Master photographer Duane Michals and his work have played a major influence in my work as an artist. I had the great pleasure and honor to spend five days with Duane at a workshop in Maine during the summer of 2007. After sharing and discussing my series, Between Heaven and Hell with Mr. Michals, he suggested I reduce the original photos’ size down from 16″ x 24″ to 5″ x 7″ , to give the viewer a more intimate experience – especially given the subject matter. His work continues to excite and influence me today.
I also am inspired by the work of Philip-Lorca diCorcia, Jesper Just, and Karl Erik Brondbo who all have a cinematic look to their work.
If you had an occupation outside of being an artist, what would that be and why?

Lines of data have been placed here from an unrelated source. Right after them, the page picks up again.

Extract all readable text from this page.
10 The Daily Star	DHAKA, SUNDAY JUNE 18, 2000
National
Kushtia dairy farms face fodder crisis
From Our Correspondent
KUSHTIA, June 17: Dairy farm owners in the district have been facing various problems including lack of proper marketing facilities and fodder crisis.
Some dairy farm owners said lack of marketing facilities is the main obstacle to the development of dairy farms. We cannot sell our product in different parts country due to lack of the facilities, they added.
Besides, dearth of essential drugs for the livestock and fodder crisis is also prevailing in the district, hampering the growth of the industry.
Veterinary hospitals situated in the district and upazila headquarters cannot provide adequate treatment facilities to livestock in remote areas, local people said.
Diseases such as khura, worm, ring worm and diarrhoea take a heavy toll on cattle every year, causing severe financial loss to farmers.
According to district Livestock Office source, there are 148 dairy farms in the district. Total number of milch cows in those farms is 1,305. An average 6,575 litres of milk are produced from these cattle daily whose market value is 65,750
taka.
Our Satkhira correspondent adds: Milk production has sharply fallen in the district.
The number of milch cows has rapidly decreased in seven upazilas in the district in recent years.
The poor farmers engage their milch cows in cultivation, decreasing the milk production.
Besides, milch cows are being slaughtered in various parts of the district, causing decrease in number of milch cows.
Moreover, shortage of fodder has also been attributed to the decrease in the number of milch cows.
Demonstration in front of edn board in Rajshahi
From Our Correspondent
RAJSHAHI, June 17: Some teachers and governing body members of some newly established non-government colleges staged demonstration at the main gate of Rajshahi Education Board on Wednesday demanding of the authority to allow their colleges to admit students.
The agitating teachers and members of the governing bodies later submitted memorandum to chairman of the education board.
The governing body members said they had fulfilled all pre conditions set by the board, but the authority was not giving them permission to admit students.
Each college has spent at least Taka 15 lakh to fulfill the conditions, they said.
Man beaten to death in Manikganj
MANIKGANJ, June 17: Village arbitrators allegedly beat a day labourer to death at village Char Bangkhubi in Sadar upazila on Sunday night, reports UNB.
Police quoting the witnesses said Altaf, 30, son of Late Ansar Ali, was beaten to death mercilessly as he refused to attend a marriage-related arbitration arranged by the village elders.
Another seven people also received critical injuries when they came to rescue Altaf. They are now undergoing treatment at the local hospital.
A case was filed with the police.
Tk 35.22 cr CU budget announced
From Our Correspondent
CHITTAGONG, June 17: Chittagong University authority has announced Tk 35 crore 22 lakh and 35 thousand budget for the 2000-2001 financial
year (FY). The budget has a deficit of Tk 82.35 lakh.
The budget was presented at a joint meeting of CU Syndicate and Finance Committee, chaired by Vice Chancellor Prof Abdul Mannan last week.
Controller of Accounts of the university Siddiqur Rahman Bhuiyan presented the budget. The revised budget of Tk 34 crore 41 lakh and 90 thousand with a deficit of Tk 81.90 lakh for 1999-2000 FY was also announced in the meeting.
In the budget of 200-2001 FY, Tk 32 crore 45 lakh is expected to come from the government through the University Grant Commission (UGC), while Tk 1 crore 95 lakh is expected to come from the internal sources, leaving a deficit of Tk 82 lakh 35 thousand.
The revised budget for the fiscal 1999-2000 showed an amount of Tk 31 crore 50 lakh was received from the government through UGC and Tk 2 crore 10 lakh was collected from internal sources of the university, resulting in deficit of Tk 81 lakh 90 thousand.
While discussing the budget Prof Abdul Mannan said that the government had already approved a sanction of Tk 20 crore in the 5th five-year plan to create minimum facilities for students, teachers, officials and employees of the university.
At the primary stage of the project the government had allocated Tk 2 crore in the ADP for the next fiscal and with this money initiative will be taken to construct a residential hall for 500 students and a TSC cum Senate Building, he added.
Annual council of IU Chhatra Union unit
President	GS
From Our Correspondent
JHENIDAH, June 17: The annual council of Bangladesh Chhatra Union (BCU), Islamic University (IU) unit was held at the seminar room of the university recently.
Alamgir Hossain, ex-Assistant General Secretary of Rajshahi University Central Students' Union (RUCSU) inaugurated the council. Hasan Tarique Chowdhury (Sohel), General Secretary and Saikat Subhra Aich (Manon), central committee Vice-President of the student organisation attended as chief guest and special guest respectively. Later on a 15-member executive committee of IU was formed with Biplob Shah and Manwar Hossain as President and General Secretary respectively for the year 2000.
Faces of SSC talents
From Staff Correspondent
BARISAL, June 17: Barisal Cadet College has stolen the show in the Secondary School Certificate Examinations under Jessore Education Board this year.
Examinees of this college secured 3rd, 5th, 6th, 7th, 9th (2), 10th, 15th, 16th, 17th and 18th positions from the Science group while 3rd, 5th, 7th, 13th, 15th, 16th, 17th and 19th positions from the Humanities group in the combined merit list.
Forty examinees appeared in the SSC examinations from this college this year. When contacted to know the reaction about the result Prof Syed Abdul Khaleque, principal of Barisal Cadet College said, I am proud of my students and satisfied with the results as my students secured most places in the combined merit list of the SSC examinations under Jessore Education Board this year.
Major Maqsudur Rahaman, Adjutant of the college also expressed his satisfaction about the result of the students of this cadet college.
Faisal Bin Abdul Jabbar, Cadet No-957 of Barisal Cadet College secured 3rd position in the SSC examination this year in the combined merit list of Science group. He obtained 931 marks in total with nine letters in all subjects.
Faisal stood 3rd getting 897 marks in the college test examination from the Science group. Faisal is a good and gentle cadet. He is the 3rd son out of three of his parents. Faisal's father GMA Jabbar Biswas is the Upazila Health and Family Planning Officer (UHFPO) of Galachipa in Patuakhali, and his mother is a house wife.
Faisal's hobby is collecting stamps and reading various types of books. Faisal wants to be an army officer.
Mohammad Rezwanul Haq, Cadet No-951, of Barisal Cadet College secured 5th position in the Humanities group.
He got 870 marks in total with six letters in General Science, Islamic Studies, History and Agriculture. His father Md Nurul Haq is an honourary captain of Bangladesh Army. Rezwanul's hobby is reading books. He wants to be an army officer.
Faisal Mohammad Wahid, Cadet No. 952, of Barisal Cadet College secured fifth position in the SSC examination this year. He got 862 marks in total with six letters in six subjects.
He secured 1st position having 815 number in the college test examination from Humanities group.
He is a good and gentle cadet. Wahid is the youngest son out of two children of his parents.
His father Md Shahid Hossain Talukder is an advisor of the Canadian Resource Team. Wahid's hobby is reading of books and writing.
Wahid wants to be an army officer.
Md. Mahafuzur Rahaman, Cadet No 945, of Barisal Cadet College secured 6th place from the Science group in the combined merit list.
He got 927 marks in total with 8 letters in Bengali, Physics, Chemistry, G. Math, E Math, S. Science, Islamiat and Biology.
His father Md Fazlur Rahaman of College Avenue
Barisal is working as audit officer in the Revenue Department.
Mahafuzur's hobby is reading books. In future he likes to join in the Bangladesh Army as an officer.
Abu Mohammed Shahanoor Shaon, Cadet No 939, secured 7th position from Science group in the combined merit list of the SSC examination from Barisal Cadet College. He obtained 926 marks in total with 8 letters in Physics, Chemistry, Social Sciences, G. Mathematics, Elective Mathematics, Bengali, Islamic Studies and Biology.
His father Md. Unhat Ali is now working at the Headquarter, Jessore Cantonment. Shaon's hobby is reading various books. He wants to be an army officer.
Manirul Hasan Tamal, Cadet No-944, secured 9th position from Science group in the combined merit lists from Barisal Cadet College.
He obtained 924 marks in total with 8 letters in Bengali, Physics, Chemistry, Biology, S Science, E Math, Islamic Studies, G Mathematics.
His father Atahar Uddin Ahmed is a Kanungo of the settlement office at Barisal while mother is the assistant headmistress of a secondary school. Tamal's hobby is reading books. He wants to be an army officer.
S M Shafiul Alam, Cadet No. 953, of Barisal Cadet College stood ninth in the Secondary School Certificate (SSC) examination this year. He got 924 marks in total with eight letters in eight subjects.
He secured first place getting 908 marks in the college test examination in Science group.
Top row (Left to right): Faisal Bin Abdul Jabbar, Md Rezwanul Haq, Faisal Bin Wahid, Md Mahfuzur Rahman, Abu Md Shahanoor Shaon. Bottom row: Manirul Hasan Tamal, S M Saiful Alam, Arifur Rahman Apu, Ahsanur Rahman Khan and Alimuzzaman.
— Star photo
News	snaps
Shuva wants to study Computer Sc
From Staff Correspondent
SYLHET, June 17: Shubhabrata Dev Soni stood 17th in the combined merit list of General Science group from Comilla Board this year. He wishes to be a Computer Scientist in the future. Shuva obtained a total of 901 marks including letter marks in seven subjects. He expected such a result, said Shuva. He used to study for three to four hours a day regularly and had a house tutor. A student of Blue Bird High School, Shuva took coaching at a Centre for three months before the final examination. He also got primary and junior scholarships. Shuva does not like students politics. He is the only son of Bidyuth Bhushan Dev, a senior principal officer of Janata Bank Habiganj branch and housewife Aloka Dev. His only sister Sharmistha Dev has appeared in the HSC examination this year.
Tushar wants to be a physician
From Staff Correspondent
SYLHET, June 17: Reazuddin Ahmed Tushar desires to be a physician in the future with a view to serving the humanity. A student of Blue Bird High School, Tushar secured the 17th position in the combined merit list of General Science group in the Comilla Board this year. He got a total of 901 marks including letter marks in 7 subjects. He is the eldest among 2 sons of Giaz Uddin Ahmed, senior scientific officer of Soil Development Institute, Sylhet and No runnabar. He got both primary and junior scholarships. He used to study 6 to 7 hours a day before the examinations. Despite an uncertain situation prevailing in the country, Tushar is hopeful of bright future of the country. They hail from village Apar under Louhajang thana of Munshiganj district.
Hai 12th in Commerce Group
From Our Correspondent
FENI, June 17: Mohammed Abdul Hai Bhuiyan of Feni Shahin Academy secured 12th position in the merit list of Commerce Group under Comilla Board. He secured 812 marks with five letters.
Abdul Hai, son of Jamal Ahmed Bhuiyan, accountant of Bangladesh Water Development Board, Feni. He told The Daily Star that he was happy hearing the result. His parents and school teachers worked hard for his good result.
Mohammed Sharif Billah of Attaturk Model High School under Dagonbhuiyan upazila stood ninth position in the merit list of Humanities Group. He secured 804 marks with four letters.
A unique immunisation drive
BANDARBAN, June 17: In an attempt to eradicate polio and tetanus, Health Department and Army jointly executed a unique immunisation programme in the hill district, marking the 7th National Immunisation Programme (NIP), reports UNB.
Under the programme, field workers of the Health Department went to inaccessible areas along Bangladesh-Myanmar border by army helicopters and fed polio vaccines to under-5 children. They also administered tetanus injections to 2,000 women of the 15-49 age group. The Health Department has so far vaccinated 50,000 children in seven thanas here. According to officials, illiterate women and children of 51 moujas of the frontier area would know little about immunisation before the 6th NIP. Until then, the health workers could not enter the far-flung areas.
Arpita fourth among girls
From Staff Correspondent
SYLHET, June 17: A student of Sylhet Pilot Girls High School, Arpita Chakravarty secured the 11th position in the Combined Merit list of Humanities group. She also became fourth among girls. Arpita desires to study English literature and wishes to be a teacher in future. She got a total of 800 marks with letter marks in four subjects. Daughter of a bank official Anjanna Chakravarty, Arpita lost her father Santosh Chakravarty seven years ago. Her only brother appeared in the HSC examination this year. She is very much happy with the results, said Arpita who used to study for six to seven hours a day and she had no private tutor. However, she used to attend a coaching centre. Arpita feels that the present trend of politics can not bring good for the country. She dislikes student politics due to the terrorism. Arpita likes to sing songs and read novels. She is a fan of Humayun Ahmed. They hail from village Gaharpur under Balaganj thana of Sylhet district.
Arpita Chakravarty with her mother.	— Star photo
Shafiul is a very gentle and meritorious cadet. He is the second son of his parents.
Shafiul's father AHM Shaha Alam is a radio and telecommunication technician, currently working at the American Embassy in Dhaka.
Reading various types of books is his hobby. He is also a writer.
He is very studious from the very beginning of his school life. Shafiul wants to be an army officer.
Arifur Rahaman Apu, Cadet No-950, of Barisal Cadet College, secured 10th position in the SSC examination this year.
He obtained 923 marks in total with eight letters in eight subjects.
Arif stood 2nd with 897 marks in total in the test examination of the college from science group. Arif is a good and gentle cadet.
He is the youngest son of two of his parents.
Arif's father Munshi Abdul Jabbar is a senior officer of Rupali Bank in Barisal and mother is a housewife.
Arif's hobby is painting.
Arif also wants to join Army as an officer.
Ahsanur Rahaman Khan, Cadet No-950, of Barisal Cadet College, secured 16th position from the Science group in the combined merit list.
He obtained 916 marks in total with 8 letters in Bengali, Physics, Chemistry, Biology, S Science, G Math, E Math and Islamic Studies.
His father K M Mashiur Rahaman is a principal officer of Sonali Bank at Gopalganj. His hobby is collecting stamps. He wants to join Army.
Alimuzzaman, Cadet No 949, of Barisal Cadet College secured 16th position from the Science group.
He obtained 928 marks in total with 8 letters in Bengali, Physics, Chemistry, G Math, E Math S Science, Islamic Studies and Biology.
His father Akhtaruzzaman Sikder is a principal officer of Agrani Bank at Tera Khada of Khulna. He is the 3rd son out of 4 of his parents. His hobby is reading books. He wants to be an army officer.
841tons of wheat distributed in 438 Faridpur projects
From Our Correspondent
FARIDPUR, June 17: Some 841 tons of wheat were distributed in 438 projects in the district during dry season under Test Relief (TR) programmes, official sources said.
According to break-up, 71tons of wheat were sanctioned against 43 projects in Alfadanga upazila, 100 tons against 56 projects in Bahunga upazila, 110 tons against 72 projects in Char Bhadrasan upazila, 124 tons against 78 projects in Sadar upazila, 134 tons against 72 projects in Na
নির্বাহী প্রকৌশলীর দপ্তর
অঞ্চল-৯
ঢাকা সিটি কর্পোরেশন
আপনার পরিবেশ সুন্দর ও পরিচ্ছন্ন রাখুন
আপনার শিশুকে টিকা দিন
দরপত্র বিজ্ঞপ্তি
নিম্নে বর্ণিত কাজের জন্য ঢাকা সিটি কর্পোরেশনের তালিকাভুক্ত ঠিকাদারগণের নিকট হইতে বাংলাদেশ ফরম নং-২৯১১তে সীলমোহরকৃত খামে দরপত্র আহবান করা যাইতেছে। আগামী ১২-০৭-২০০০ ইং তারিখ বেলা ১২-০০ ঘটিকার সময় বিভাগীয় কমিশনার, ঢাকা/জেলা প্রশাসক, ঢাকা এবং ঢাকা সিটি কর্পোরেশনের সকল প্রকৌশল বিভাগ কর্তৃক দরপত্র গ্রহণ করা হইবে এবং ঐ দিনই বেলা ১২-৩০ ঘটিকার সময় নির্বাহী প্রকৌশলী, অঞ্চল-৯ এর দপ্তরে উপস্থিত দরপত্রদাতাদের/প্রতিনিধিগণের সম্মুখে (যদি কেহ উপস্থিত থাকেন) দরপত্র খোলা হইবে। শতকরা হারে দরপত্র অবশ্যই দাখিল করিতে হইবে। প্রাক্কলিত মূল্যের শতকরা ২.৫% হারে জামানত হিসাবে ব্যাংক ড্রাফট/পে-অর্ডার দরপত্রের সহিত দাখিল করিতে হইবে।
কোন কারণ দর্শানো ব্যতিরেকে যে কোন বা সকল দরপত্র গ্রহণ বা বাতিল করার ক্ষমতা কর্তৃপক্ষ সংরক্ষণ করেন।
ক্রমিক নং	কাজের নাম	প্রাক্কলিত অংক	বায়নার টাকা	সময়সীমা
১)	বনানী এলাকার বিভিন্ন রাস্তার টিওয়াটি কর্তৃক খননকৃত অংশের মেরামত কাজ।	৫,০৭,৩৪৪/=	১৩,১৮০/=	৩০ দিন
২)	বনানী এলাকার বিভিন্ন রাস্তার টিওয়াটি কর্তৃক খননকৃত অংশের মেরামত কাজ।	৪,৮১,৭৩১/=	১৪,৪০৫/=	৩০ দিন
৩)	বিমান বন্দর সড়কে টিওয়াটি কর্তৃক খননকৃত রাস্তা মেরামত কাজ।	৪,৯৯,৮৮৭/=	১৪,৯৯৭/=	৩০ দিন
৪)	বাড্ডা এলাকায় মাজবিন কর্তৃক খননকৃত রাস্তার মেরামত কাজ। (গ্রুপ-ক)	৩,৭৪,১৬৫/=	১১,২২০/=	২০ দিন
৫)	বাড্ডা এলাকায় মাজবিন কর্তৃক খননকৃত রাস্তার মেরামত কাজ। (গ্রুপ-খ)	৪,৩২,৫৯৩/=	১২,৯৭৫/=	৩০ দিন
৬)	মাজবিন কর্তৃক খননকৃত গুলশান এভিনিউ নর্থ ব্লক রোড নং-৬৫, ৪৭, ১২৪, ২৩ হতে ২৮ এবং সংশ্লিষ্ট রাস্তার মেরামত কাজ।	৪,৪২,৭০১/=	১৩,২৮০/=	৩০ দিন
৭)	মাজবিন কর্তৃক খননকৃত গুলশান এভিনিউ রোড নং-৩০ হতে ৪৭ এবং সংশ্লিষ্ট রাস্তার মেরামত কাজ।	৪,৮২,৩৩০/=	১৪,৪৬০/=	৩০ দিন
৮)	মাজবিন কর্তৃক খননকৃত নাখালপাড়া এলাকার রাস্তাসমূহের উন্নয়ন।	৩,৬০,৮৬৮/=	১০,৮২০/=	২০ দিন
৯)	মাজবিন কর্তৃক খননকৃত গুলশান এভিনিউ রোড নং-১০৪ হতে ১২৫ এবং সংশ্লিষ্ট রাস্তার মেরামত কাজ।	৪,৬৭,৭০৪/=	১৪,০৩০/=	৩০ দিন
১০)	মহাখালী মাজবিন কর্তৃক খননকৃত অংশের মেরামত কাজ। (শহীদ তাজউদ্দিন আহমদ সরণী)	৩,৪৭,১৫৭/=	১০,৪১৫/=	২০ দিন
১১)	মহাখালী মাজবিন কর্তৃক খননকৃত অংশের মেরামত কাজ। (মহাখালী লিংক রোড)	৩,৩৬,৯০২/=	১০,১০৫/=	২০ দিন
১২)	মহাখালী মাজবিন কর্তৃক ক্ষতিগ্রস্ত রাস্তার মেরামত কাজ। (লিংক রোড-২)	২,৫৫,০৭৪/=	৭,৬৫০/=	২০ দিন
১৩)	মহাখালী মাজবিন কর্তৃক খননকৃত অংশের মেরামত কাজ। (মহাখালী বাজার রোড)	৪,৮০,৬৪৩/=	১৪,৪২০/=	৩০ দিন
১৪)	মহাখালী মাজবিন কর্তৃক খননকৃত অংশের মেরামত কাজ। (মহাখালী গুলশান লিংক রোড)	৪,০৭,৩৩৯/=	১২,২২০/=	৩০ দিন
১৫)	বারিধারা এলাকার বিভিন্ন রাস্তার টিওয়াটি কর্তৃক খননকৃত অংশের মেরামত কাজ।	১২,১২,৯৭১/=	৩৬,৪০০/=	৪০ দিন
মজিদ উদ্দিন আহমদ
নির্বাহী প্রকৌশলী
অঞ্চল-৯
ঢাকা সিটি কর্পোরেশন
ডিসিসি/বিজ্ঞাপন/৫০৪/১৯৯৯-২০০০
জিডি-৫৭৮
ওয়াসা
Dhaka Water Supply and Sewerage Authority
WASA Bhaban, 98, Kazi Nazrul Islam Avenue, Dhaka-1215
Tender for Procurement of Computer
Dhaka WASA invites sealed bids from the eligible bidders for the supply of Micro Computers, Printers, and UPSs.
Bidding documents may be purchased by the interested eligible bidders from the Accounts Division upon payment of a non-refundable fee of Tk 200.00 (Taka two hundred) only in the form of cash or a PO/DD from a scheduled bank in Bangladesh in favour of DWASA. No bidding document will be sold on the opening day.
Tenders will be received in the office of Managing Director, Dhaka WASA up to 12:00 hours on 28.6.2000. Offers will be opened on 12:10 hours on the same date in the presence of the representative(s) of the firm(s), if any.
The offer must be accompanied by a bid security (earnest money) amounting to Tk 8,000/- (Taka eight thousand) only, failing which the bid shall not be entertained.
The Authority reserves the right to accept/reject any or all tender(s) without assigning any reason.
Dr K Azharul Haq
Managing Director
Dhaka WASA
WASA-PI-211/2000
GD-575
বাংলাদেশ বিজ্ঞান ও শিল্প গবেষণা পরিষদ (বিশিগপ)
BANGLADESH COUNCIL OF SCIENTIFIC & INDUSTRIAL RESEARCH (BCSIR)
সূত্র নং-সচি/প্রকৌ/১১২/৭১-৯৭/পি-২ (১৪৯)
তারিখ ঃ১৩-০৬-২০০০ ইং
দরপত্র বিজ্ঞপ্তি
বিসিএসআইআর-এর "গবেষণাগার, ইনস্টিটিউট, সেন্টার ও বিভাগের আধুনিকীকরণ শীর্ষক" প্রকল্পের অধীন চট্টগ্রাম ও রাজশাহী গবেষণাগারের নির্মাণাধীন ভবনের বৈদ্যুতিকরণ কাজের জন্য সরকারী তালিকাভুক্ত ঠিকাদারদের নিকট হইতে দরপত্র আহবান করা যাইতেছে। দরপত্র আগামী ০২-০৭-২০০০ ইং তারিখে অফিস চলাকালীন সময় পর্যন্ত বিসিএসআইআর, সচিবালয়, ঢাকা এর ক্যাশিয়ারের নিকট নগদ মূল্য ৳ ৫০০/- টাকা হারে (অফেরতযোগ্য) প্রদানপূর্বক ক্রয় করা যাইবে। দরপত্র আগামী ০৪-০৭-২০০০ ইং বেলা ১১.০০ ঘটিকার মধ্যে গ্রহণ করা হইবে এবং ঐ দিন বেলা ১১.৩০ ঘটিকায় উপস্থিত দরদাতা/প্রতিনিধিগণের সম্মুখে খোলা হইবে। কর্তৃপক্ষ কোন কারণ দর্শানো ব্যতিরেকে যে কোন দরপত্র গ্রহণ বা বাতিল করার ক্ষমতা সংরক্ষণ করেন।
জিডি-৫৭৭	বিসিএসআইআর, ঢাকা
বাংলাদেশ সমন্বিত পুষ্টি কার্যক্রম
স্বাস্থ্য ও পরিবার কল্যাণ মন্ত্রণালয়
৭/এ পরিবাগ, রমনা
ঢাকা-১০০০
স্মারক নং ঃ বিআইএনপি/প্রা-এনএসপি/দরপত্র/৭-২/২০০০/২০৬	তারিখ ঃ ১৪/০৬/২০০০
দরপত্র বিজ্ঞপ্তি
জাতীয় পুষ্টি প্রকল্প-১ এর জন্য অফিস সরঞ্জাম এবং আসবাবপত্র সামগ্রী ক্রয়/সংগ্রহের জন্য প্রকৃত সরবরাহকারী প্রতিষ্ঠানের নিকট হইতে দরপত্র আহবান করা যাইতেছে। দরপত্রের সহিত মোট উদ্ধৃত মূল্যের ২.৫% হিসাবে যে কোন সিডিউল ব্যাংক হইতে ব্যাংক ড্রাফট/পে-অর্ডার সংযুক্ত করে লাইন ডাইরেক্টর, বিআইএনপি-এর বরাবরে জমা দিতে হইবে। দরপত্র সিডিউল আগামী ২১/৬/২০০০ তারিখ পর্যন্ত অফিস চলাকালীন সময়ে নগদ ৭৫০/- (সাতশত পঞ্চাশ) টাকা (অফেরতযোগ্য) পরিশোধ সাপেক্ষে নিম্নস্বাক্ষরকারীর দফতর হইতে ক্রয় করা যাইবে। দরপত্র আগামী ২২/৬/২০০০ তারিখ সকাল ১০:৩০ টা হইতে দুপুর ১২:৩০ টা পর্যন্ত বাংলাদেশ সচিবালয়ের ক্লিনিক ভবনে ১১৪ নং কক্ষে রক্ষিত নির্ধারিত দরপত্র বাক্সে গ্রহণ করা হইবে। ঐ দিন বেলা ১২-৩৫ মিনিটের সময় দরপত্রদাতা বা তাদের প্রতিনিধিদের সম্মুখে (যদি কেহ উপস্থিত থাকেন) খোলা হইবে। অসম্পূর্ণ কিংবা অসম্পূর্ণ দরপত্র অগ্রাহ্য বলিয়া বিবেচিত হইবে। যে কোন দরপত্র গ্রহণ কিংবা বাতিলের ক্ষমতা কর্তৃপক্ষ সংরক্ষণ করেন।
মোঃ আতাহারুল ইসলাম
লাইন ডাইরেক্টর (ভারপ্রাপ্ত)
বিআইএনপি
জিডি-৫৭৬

At the moment, I feel I am living the best of both worlds, being a fine art photographer as well as teaching photography to a group of inspiring, creative, and engaging students. Each “vocation” complements the other. If I was to have a dream job, it would probably be a film director. No surprise there. In fact with my latest series, I have a desire for my photographs to have a cinematographic feel to them in contrast to the film noir look I desired with my first series.
Stephen Honicki plays out his “dramas” in the Albany (Capital District Region) of NY. In addition to staging and documenting his personal vignettes and narratives as part of his various dramatic series, he is also a media arts educator at Niskayuna High School where he teaches Photography and Video. Honicki received his BA in Fine Art from the University of NY at Albany and his MS in Art Education from the College of Saint Rose.
Photographs from his various series have been exhibited as part of the Annual Photography Regionals of the Capital District at the Albany Center Gallery, Opalka Gallery, and Fulton Street Gallery. In addition, Honicki has had work selected for three consecutive years (2008-2010) to be part of the Exhibition by Artists Of The Mohawk-Hudson Region held at the Albany Institute of History & Art, the University Art Museum at SUNYA ,and the Hyde Museum respectively. Extensive selections of photographs from the series were showcased at the 62nd Exhibition of Central New York Artists at Munson Williams Pratt Arts Institute in Utica. He has also had work selected to be part of the Paducah International Photo Exhibits.
His work has been published in MASCULAR magazine, NEXT Magazine, Self-Searching: The Art of the Self-Portraiture, as well as the art and literary publication, Love + Lust: Open to Interpretation.